1

Currently working on understanding MIPS architecture and assembly language, I've been asked to place NOPs in the following assembly code:

1 ADD R2,R1,R3
2 SW R3,0(R2)
3 ADD R4,R3,R2
4 LOOP: LW R8,2000(R4)
5 SUB R5,R4,R8
6 ORI R23,R8,370
7 ADD R19,R5,R8
8 LW R7,1000(R16)
9 SW R7,2000(R16)
10 LW R15,1000(R7)
11 SW R14,2000(R15)
12 SUBI R15,R15,99
13 AND R6,R14,R15
14 SLT R21,R11,R28
15 BEQ R21,R6,LOOP

I've placed the NOPs according to how I've been taught, and got this:

1        ADD R2,R1,R3
            3 NOPs
2        SW R3,0(R2)
3        ADD R4,R3,R2
            3 NOPs
4        LOOP: LW R8,2000(R4)
              3 NOPs
5        SUB R5,R4,R8 
6        ORI R23,R8,370
            2 NOPs
7        ADD R19,R5,R8
8        LW R7,1000(R16)
            3 NOPs
9        SW R7,2000(R16)
10       LW R15,1000(R7)
            3 NOPs
11       SW R14,2000(R15) 
12       SUBI R15,R15,99 
            3 NOPs
13       AND R6,R14,R15 
14       SLT R21,R11,R28 
            3 NOPs
15       BEQ R21,R6,LOOP

This feels awfully off to me, I believe there is a way to place less NOPs and still handle all RAW data hazards in this code.

EDIT:

I've been able to reduce the number of NOPs by 3, after seeing that line 2 and 3 has no dependencies, due to SW not chaning the value stored in R3.

Peter Cordes
  • 328,167
  • 45
  • 605
  • 847
Aishgadol
  • 147
  • 6
  • 1
    What kind of MIPS pipeline? 5-stage [classic RISC](https://en.wikipedia.org/wiki/Classic_RISC_pipeline) but without bypass forwarding? (Or I guess it's still a RAW hazard even if forwarding does handle it.) Can you reorder the instructions instead of just adding NOPs to show where this ordering would stall without forwarding? – Peter Cordes Dec 25 '22 at 11:11
  • A superscalar out-of-order MIPS like [R10000 (4-wide pipeline)](https://en.wikipedia.org/wiki/R10000) could see RAW dependencies over longer distances, and just a few NOPs wouldn't help.

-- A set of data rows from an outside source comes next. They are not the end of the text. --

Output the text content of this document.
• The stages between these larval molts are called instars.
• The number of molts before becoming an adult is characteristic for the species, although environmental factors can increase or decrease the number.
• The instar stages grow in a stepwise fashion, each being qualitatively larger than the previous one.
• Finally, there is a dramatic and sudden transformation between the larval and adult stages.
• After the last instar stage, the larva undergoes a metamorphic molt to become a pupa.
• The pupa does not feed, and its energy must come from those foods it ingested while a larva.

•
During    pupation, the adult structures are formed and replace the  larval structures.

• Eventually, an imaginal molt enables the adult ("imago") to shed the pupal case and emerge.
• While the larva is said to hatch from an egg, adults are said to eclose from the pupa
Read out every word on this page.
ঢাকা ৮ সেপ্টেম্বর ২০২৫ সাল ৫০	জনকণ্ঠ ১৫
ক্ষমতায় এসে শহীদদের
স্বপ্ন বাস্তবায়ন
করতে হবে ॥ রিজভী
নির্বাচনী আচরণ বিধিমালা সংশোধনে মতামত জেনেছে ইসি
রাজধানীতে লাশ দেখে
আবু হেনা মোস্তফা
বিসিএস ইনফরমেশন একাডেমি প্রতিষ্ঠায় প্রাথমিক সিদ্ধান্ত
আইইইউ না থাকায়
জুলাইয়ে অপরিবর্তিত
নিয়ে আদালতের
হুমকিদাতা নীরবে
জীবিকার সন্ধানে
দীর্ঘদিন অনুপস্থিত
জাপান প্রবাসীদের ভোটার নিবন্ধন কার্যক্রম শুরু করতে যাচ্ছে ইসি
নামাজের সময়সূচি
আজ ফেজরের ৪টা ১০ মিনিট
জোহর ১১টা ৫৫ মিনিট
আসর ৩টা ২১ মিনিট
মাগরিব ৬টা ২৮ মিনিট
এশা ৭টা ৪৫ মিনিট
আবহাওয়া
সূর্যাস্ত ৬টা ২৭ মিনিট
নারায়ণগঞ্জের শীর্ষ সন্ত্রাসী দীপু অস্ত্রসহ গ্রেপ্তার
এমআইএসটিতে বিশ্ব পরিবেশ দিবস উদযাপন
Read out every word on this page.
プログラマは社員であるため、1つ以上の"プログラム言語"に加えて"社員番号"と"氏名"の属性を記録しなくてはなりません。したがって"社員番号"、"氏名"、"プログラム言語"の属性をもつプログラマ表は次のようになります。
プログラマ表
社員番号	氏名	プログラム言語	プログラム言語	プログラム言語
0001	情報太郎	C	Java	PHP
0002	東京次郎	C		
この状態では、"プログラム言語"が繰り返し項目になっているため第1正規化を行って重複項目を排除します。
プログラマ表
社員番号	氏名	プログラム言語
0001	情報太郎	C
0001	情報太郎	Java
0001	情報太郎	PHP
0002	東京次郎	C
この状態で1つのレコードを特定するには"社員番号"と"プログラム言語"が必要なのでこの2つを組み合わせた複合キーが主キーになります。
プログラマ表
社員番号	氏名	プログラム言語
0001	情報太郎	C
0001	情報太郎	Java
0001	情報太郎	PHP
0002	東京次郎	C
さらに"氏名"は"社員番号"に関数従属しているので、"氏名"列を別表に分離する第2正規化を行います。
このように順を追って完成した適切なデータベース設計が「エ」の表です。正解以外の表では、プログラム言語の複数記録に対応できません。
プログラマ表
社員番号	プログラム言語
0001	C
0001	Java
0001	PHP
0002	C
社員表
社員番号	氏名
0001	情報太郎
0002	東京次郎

Architecturally, MIPS only defines a load delay slot (in MIPS I, removed in MIPS II) of 1 instruction after a load. Anything else depends on pipeline details that you didn't specify. – Peter Cordes Dec 25 '22 at 11:14
  • Apologies for not mentioning the specifics. Yes, The classic RISC 5-stage MIPs. I am unsure about bypass forwarding, I assume this subject is yet to be taught, or perhaps wont be taught at all. Reordering the instructions (rescheduling if i'm correct) is the following question, I'm asked to place NOPs in this code and then, reschedule the code in such a way that the number of NOPs is to be minimal. – Aishgadol Dec 25 '22 at 11:15
  • Yes, reordering to avoid stalls (or hazards) is called instruction scheduling. Bypass forwarding is what lets real MIPS CPUs not stall all the time when running a sequence of instructions on the same integer value, like is very common in real code: the output of the ALU can forward back into the ALU for the next cycle. ([Including slt/beq](https://stackoverflow.com/questions/56586551/how-does-mips-i-handle-branching-on-the-previous-alu-instruction-without-stallin)) The ID stage detects this, tracking which registers have been written by recent instructions so it can set up this forwarding. – Peter Cordes Dec 25 '22 at 11:19
  • Presumably the point of this exercise is to show you that CPUs would have tons of stalls that are hard to schedule around if they didn't have bypass forwarding, like only highly unrolled loops could spend most of their cycles doing work instead of being stalled. https://en.wikipedia.org/wiki/Classic_RISC_pipeline#Solution_A._Bypassing – Peter Cordes Dec 25 '22 at 11:20
  • Regarding the way I've placed the NOPs in the code above, do you see a way I can reduce the number of NOPs? (keeping the same order of instructions) – Aishgadol Dec 25 '22 at 11:24
  • No, looks to me like all those NOPs are required, since 3 cycles after decoding one instruction is when it writes back in a classic 5-stage RISC. That's the cycle another instruction can enter ID and read the value from the register file. Like I said, it's normal for instructions to use the result of the previous one, especially if it wasn't a load, that's why real CPUs need to avoid having to stall like this to not suck. (Also, this code is intentionally badly scheduled (especially store right after load), to give you something to do in the next step of the assignment.) – Peter Cordes Dec 25 '22 at 11:39
  • Indeed, thank you very much for confirming my solution's legitness! Right now I'm working on rescheduling it, I'll update the question later with the result I've got. – Aishgadol Dec 25 '22 at 11:48
  • Why 2 NOPs between 6 & 7? – Erik Eidt Dec 25 '22 at 15:08
  • 1
    @ErikEidt Line 5 writes to R5, line 7 reads from R5 to write to R19, there is a dependency. – Aishgadol Dec 25 '22 at 15:39
  • @Aishgadol, oops, missed that.. – Erik Eidt Dec 25 '22 at 18:41
  • @PeterCordes I cant seem to find a way to efficiently reduce the number of NOPs by rescheduling, most I've been able to reduce is around 5-6 NOPs, which feels to me like alot more could be done. If you were to reschedule the MIPS assembly code I've shown above, what would you do? – Aishgadol Dec 26 '22 at 08:13

1 Answers1

2

This feels awfully off to me, I believe there is a way to place less NOPs and still handle all RAW data hazards in this code.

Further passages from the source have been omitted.